Parkinsonism Relat Disord 2015 Dec 9;21(12):1415-20. Epub 2015 Oct 9.
Institute of Neurology, Department of Medical and Surgical Sciences, University Magna Græcia, Catanzaro, Italy; Neuroimaging Research Unit, Institute of Bioimaging and Molecular Physiology, National Research Council, Catanzaro, Italy.
Introduction: We tested whether a change in head/neck position initiates head deviation in drug-naïve patients with cervical dystonia and to identify the electrophysiological and neuroanatomical correlates of dystonic head rotation.
Methods: Twenty-five consecutive drug-naïve patients with cervical dystonia and 25 healthy controls underwent the simultaneous surface electromyographic (EMG) recording of sternocleidomastoid (SCM) muscle contractions during head/neck position changes, blink reflex recovery cycle (BRrc), DAT-SPECT, and advanced structural neuroimaging analysis using voxel-based morphometry (VBM).

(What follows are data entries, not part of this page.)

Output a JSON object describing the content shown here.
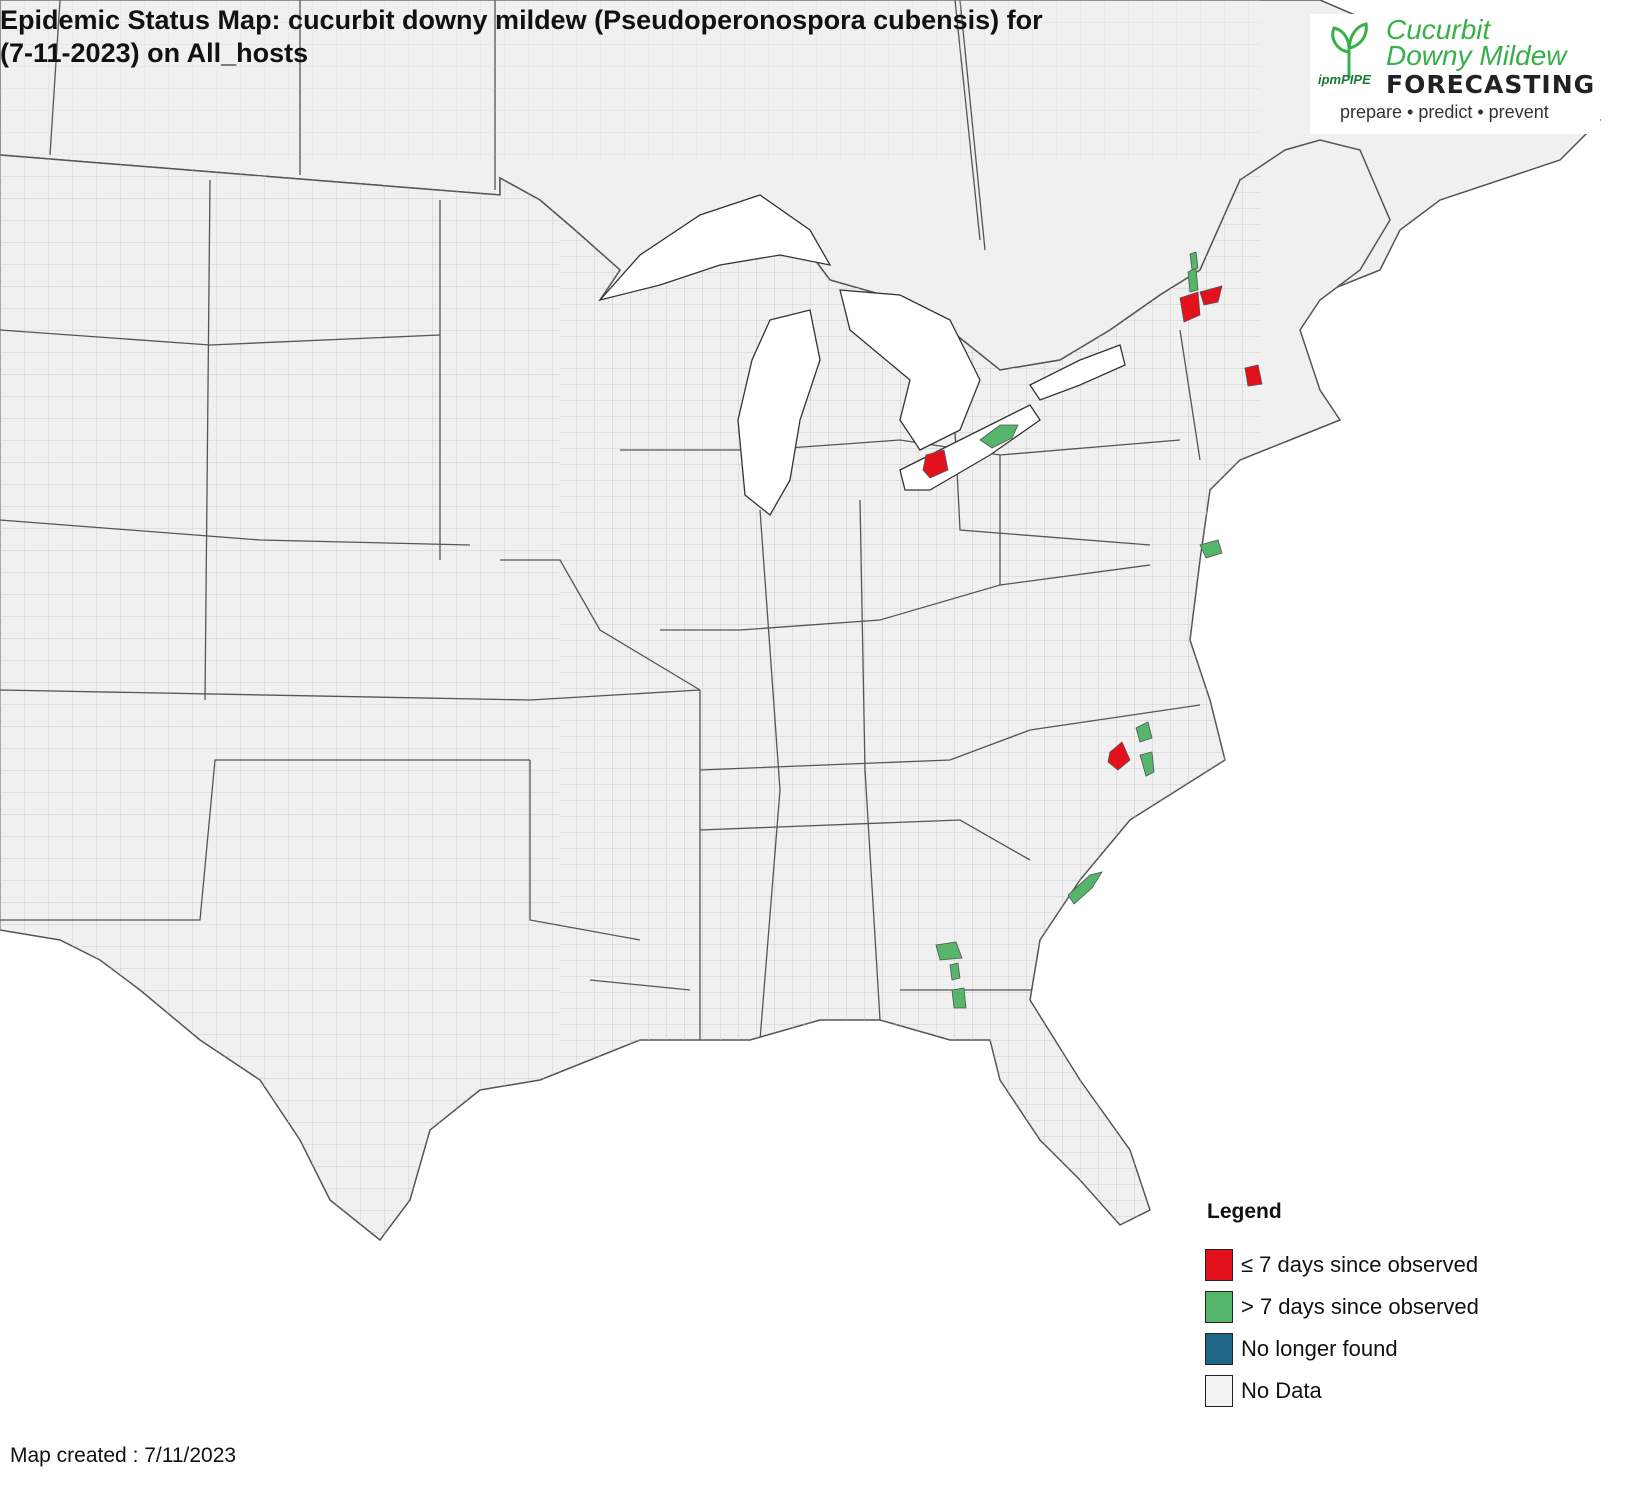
{
  "title": {
    "line1": "Epidemic Status Map: cucurbit downy mildew (Pseudoperonospora cubensis) for",
    "line2": "(7-11-2023) on All_hosts"
  },
  "logo": {
    "line1": "Cucurbit",
    "line2": "Downy Mildew",
    "ipm": "ipmPIPE",
    "forecasting": "FORECASTING",
    "tagline": "prepare • predict • prevent"
  },
  "legend": {
    "title": "Legend",
    "items": [
      {
        "label": "≤ 7 days since observed",
        "color": "#e3111b",
        "icon": "swatch-red"
      },
      {
        "label": "> 7 days since observed",
        "color": "#55b56a",
        "icon": "swatch-green"
      },
      {
        "label": "No longer found",
        "color": "#1f6585",
        "icon": "swatch-teal"
      },
      {
        "label": "No Data",
        "color": "#f2f2f2",
        "icon": "swatch-light"
      }
    ]
  },
  "footer": {
    "map_created": "Map created : 7/11/2023"
  },
  "colors": {
    "land": "#f0f0f0",
    "water": "#ffffff",
    "county_border": "#bdbdbd",
    "state_border": "#555555",
    "recent": "#e3111b",
    "older": "#55b56a"
  }
}
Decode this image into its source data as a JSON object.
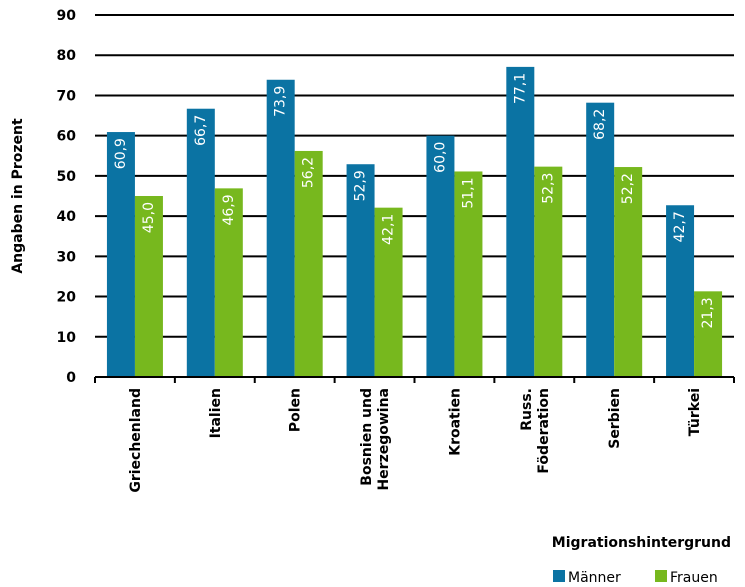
{
  "chart_data": {
    "type": "bar",
    "categories": [
      [
        "Griechenland"
      ],
      [
        "Italien"
      ],
      [
        "Polen"
      ],
      [
        "Bosnien und",
        "Herzegowina"
      ],
      [
        "Kroatien"
      ],
      [
        "Russ.",
        "Föderation"
      ],
      [
        "Serbien"
      ],
      [
        "Türkei"
      ]
    ],
    "series": [
      {
        "name": "Männer",
        "color": "#0b73a3",
        "values": [
          60.9,
          66.7,
          73.9,
          52.9,
          60.0,
          77.1,
          68.2,
          42.7
        ],
        "labels": [
          "60,9",
          "66,7",
          "73,9",
          "52,9",
          "60,0",
          "77,1",
          "68,2",
          "42,7"
        ]
      },
      {
        "name": "Frauen",
        "color": "#77b81e",
        "values": [
          45.0,
          46.9,
          56.2,
          42.1,
          51.1,
          52.3,
          52.2,
          21.3
        ],
        "labels": [
          "45,0",
          "46,9",
          "56,2",
          "42,1",
          "51,1",
          "52,3",
          "52,2",
          "21,3"
        ]
      }
    ],
    "ylabel": "Angaben in Prozent",
    "ylim": [
      0,
      90
    ],
    "yticks": [
      0,
      10,
      20,
      30,
      40,
      50,
      60,
      70,
      80,
      90
    ],
    "grid": true,
    "legend": {
      "title": "Migrationshintergrund",
      "placement": "bottom-right"
    }
  }
}
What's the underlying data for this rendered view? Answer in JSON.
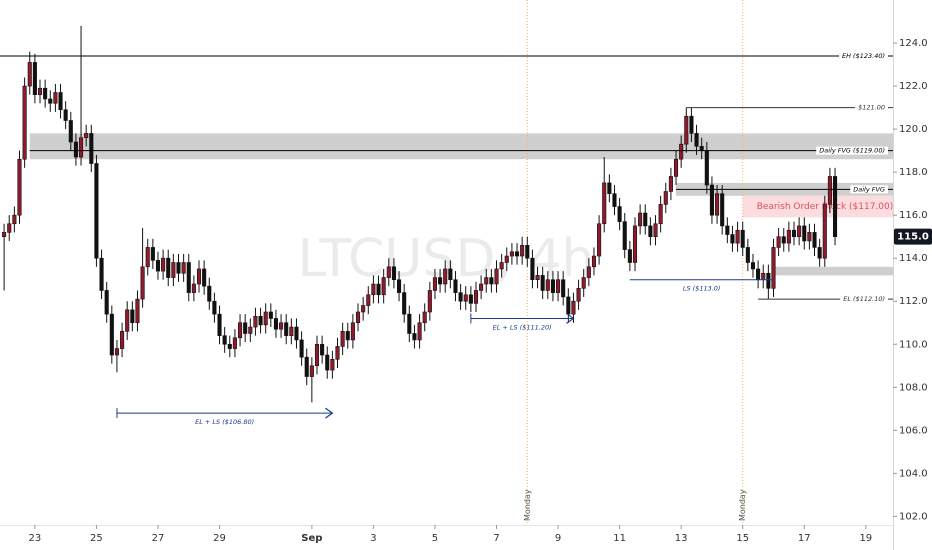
{
  "chart_data": {
    "type": "candlestick",
    "title": "LTCUSD, 4h",
    "xlim": [
      -0.8,
      173.3
    ],
    "ylim": [
      101.6,
      126.0
    ],
    "grid": false,
    "xticks": [
      {
        "value": 6,
        "label": "23"
      },
      {
        "value": 18,
        "label": "25"
      },
      {
        "value": 30,
        "label": "27"
      },
      {
        "value": 42,
        "label": "29"
      },
      {
        "value": 60,
        "label": "Sep"
      },
      {
        "value": 72,
        "label": "3"
      },
      {
        "value": 84,
        "label": "5"
      },
      {
        "value": 96,
        "label": "7"
      },
      {
        "value": 108,
        "label": "9"
      },
      {
        "value": 120,
        "label": "11"
      },
      {
        "value": 132,
        "label": "13"
      },
      {
        "value": 144,
        "label": "15"
      },
      {
        "value": 156,
        "label": "17"
      },
      {
        "value": 168,
        "label": "19"
      }
    ],
    "yticks": [
      {
        "value": 102,
        "label": "102.0"
      },
      {
        "value": 104,
        "label": "104.0"
      },
      {
        "value": 106,
        "label": "106.0"
      },
      {
        "value": 108,
        "label": "108.0"
      },
      {
        "value": 110,
        "label": "110.0"
      },
      {
        "value": 112,
        "label": "112.0"
      },
      {
        "value": 114,
        "label": "114.0"
      },
      {
        "value": 116,
        "label": "116.0"
      },
      {
        "value": 118,
        "label": "118.0"
      },
      {
        "value": 120,
        "label": "120.0"
      },
      {
        "value": 122,
        "label": "122.0"
      },
      {
        "value": 124,
        "label": "124.0"
      }
    ],
    "candles": {
      "up_color": "#8e1b2c",
      "down_color": "#111111",
      "open": [
        115.0,
        115.2,
        115.6,
        116.0,
        118.6,
        122.0,
        123.1,
        121.6,
        121.9,
        121.4,
        121.2,
        121.7,
        120.9,
        120.4,
        119.4,
        118.7,
        119.6,
        119.8,
        118.4,
        114.0,
        112.5,
        111.4,
        109.5,
        109.8,
        110.6,
        111.6,
        111.0,
        112.1,
        113.6,
        114.5,
        113.9,
        113.4,
        114.0,
        113.1,
        113.8,
        113.3,
        113.8,
        112.4,
        112.8,
        113.5,
        112.7,
        112.0,
        111.4,
        110.4,
        110.0,
        109.8,
        110.3,
        111.0,
        110.5,
        110.8,
        111.3,
        110.9,
        111.5,
        111.2,
        110.7,
        111.0,
        110.4,
        110.8,
        110.2,
        109.4,
        108.5,
        109.0,
        110.0,
        109.5,
        108.8,
        109.3,
        109.9,
        110.6,
        110.2,
        111.0,
        111.5,
        111.8,
        112.3,
        112.8,
        112.3,
        113.1,
        113.6,
        113.0,
        112.4,
        111.4,
        110.5,
        110.2,
        111.0,
        111.5,
        112.5,
        113.1,
        112.8,
        113.5,
        113.0,
        112.4,
        112.0,
        112.3,
        111.9,
        112.5,
        112.8,
        113.1,
        112.8,
        113.5,
        113.8,
        114.1,
        114.3,
        114.1,
        114.6,
        114.0,
        113.0,
        113.2,
        112.5,
        113.0,
        112.4,
        113.0,
        112.2,
        111.4,
        112.0,
        112.6,
        113.1,
        113.6,
        114.1,
        115.6,
        117.5,
        117.0,
        116.4,
        115.7,
        114.4,
        113.8,
        115.5,
        116.1,
        115.5,
        115.0,
        115.6,
        116.5,
        117.1,
        117.8,
        118.6,
        119.3,
        120.6,
        119.8,
        119.2,
        119.0,
        117.4,
        116.0,
        117.0,
        115.5,
        115.1,
        114.7,
        115.3,
        114.5,
        113.8,
        113.5,
        113.0,
        113.3,
        112.6,
        114.5,
        115.0,
        114.7,
        115.3,
        115.0,
        115.5,
        114.8,
        115.2,
        114.5,
        114.0,
        116.5,
        117.8
      ],
      "high": [
        115.6,
        116.0,
        116.4,
        119.0,
        122.4,
        123.6,
        123.5,
        122.3,
        122.3,
        121.8,
        122.1,
        122.1,
        121.3,
        120.8,
        119.8,
        124.8,
        120.2,
        120.2,
        118.8,
        114.4,
        112.9,
        111.8,
        110.2,
        111.0,
        112.0,
        112.0,
        112.5,
        115.4,
        114.9,
        114.9,
        114.3,
        114.4,
        114.4,
        114.2,
        114.2,
        114.2,
        114.2,
        113.2,
        113.9,
        113.9,
        113.1,
        112.4,
        111.8,
        110.8,
        110.4,
        110.7,
        111.4,
        111.4,
        111.2,
        111.7,
        111.7,
        111.9,
        111.9,
        111.6,
        111.4,
        111.4,
        111.2,
        111.2,
        110.6,
        109.8,
        109.4,
        110.4,
        110.4,
        109.9,
        109.7,
        110.3,
        111.0,
        111.0,
        111.4,
        111.9,
        112.2,
        112.7,
        113.2,
        113.2,
        113.5,
        114.0,
        114.0,
        113.4,
        112.8,
        111.8,
        110.9,
        111.4,
        111.9,
        112.9,
        113.5,
        113.5,
        113.9,
        113.9,
        113.4,
        112.8,
        112.7,
        112.7,
        112.9,
        113.2,
        113.5,
        113.5,
        113.9,
        114.2,
        114.5,
        114.7,
        114.7,
        115.0,
        115.0,
        114.4,
        113.6,
        113.6,
        113.4,
        113.4,
        113.4,
        113.4,
        112.6,
        112.4,
        113.0,
        113.5,
        114.0,
        114.5,
        116.0,
        118.7,
        117.9,
        117.4,
        116.8,
        116.1,
        114.8,
        115.9,
        116.5,
        116.5,
        115.9,
        116.0,
        116.9,
        117.5,
        118.2,
        119.0,
        119.7,
        121.0,
        121.0,
        120.2,
        119.6,
        119.4,
        117.8,
        117.4,
        117.4,
        115.9,
        115.5,
        115.7,
        115.7,
        114.9,
        114.2,
        113.9,
        113.7,
        113.7,
        114.9,
        115.4,
        115.4,
        115.7,
        115.7,
        115.9,
        115.9,
        115.6,
        115.6,
        114.9,
        116.9,
        118.2,
        118.2
      ],
      "low": [
        112.5,
        114.8,
        115.2,
        115.6,
        118.2,
        121.6,
        121.2,
        121.2,
        121.0,
        120.8,
        120.8,
        120.5,
        120.0,
        119.0,
        118.3,
        118.3,
        119.2,
        118.0,
        113.6,
        112.1,
        111.0,
        109.1,
        108.7,
        109.4,
        110.2,
        110.6,
        110.6,
        111.7,
        113.2,
        113.5,
        113.0,
        113.0,
        112.7,
        112.7,
        112.9,
        112.9,
        112.0,
        112.0,
        112.4,
        112.3,
        111.6,
        111.0,
        110.0,
        109.6,
        109.4,
        109.4,
        109.9,
        110.1,
        110.1,
        110.4,
        110.5,
        110.5,
        110.8,
        110.3,
        110.3,
        110.0,
        110.0,
        109.8,
        109.0,
        108.1,
        107.3,
        108.6,
        109.1,
        108.4,
        108.4,
        108.9,
        109.5,
        109.8,
        109.8,
        110.6,
        111.1,
        111.4,
        111.9,
        111.9,
        111.9,
        112.7,
        112.6,
        112.0,
        111.0,
        110.1,
        109.8,
        109.8,
        110.6,
        111.1,
        112.1,
        112.4,
        112.4,
        112.6,
        112.0,
        111.6,
        111.6,
        111.5,
        111.5,
        112.1,
        112.4,
        112.4,
        112.4,
        113.1,
        113.4,
        113.7,
        113.7,
        113.7,
        113.6,
        112.6,
        112.6,
        112.1,
        112.1,
        112.0,
        112.0,
        111.8,
        111.0,
        111.0,
        111.6,
        112.2,
        112.7,
        113.2,
        113.7,
        115.2,
        116.6,
        116.0,
        115.3,
        114.0,
        113.4,
        113.4,
        115.1,
        115.1,
        114.6,
        114.6,
        115.2,
        116.1,
        116.7,
        117.4,
        118.2,
        118.9,
        119.4,
        118.8,
        118.6,
        117.0,
        115.6,
        115.6,
        115.1,
        114.7,
        114.3,
        114.3,
        114.1,
        113.4,
        113.1,
        112.6,
        112.6,
        112.1,
        112.2,
        114.1,
        114.3,
        114.3,
        114.6,
        114.6,
        114.4,
        114.4,
        114.1,
        113.6,
        113.6,
        116.1,
        114.6
      ],
      "close": [
        115.2,
        115.6,
        116.0,
        118.6,
        122.0,
        123.1,
        121.6,
        121.9,
        121.4,
        121.2,
        121.7,
        120.9,
        120.4,
        119.4,
        118.7,
        119.6,
        119.8,
        118.4,
        114.0,
        112.5,
        111.4,
        109.5,
        109.8,
        110.6,
        111.6,
        111.0,
        112.1,
        113.6,
        114.5,
        113.9,
        113.4,
        114.0,
        113.1,
        113.8,
        113.3,
        113.8,
        112.4,
        112.8,
        113.5,
        112.7,
        112.0,
        111.4,
        110.4,
        110.0,
        109.8,
        110.3,
        111.0,
        110.5,
        110.8,
        111.3,
        110.9,
        111.5,
        111.2,
        110.7,
        111.0,
        110.4,
        110.8,
        110.2,
        109.4,
        108.5,
        109.0,
        110.0,
        109.5,
        108.8,
        109.3,
        109.9,
        110.6,
        110.2,
        111.0,
        111.5,
        111.8,
        112.3,
        112.8,
        112.3,
        113.1,
        113.6,
        113.0,
        112.4,
        111.4,
        110.5,
        110.2,
        111.0,
        111.5,
        112.5,
        113.1,
        112.8,
        113.5,
        113.0,
        112.4,
        112.0,
        112.3,
        111.9,
        112.5,
        112.8,
        113.1,
        112.8,
        113.5,
        113.8,
        114.1,
        114.3,
        114.1,
        114.6,
        114.0,
        113.0,
        113.2,
        112.5,
        113.0,
        112.4,
        113.0,
        112.2,
        111.4,
        112.0,
        112.6,
        113.1,
        113.6,
        114.1,
        115.6,
        117.5,
        117.0,
        116.4,
        115.7,
        114.4,
        113.8,
        115.5,
        116.1,
        115.5,
        115.0,
        115.6,
        116.5,
        117.1,
        117.8,
        118.6,
        119.3,
        120.6,
        119.8,
        119.2,
        119.0,
        117.4,
        116.0,
        117.0,
        115.5,
        115.1,
        114.7,
        115.3,
        114.5,
        113.8,
        113.5,
        113.0,
        113.3,
        112.6,
        114.5,
        115.0,
        114.7,
        115.3,
        115.0,
        115.5,
        114.8,
        115.2,
        114.5,
        114.0,
        116.5,
        117.8,
        115.0
      ]
    },
    "zones": [
      {
        "low": 118.6,
        "high": 119.8,
        "from": 5,
        "to": 173.3,
        "color": "#cfcfcf"
      },
      {
        "low": 116.9,
        "high": 117.5,
        "from": 131,
        "to": 173.3,
        "color": "#cfcfcf"
      },
      {
        "low": 115.9,
        "high": 116.9,
        "from": 144,
        "to": 173.3,
        "color": "#fbdde0",
        "label": "Bearish Order Block ($117.00)",
        "label_color": "#e0505f"
      },
      {
        "low": 113.2,
        "high": 113.6,
        "from": 150,
        "to": 173.3,
        "color": "#cfcfcf"
      }
    ],
    "levels": [
      {
        "label": "EH ($123.40)",
        "value": 123.4,
        "from": -0.8,
        "to": 173.3,
        "color": "#000000",
        "label_position": "right"
      },
      {
        "label": "$121.00",
        "value": 121.0,
        "from": 133,
        "to": 173.3,
        "color": "#333333",
        "label_position": "right"
      },
      {
        "label": "Daily FVG ($119.00)",
        "value": 119.0,
        "from": 5,
        "to": 173.3,
        "color": "#000000",
        "label_position": "right"
      },
      {
        "label": "Daily FVG",
        "value": 117.2,
        "from": 131,
        "to": 173.3,
        "color": "#000000",
        "label_position": "right"
      },
      {
        "label": "LS ($113.0)",
        "value": 113.0,
        "from": 122,
        "to": 150,
        "color": "#1b3a8a",
        "label_position": "center"
      },
      {
        "label": "EL ($112.10)",
        "value": 112.1,
        "from": 147,
        "to": 173.3,
        "color": "#333333",
        "label_position": "right"
      },
      {
        "label": "EL + LS ($111.20)",
        "value": 111.2,
        "from": 91,
        "to": 111,
        "color": "#1b3a8a",
        "label_position": "center",
        "arrow": true
      },
      {
        "label": "EL + LS ($106.80)",
        "value": 106.8,
        "from": 22,
        "to": 64,
        "color": "#1b3a8a",
        "label_position": "center",
        "arrow": true
      }
    ],
    "markers": [
      {
        "label": "Monday",
        "x": 102
      },
      {
        "label": "Monday",
        "x": 144
      }
    ],
    "last_price": {
      "value": 115.0,
      "label": "115.0"
    }
  }
}
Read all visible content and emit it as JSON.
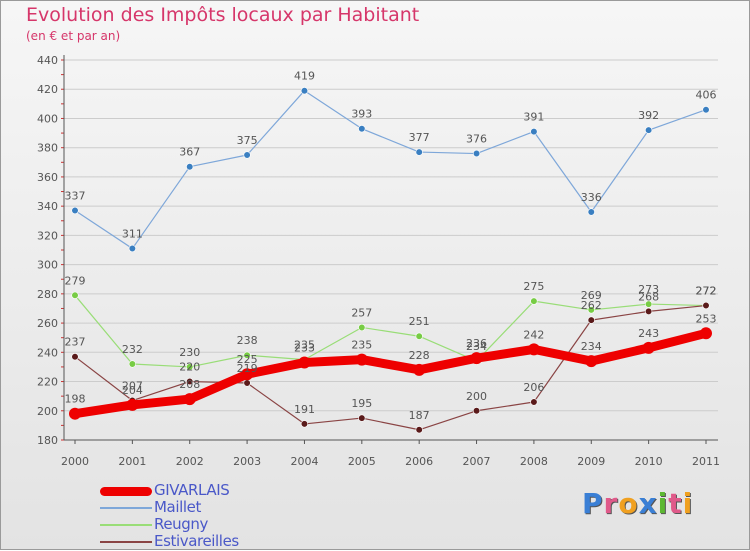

Results: Surface EMG recordings of SCM muscle activity during changes in head/neck position demonstrated an insignificant asymmetric low amplitude of the SCM muscle contractions in the horizontal position in both patients and controls, but an asymmetric high amplitude in SCM muscle contractions leading to abnormal head movements in vertical positions in patients with cervical dystonia. All controls had a symmetric low increase in amplitude of SCM muscle contractions in response to changes in head/neck position. VBM analysis in 19 patients showed abnormal decreases of gray matter (GM) volume in the bilateral motor (localized in the homunculus of the head) and premotor cortices when compared to controls. In addition, the side of these neuroanatomical changes was asymmetrically related to abnormal head deviations in these patients. All subjects had normal results during BRrc and DAT-SPECT.
Conclusions: The passage from inactive horizontal position to active vertical head/neck posture initiates head deviation in drug-naïve patients with cervical dystonia, and the anatomical correlates of this dystonic head rotation is a restricted abnormal pattern of GM changes in the motor cortices.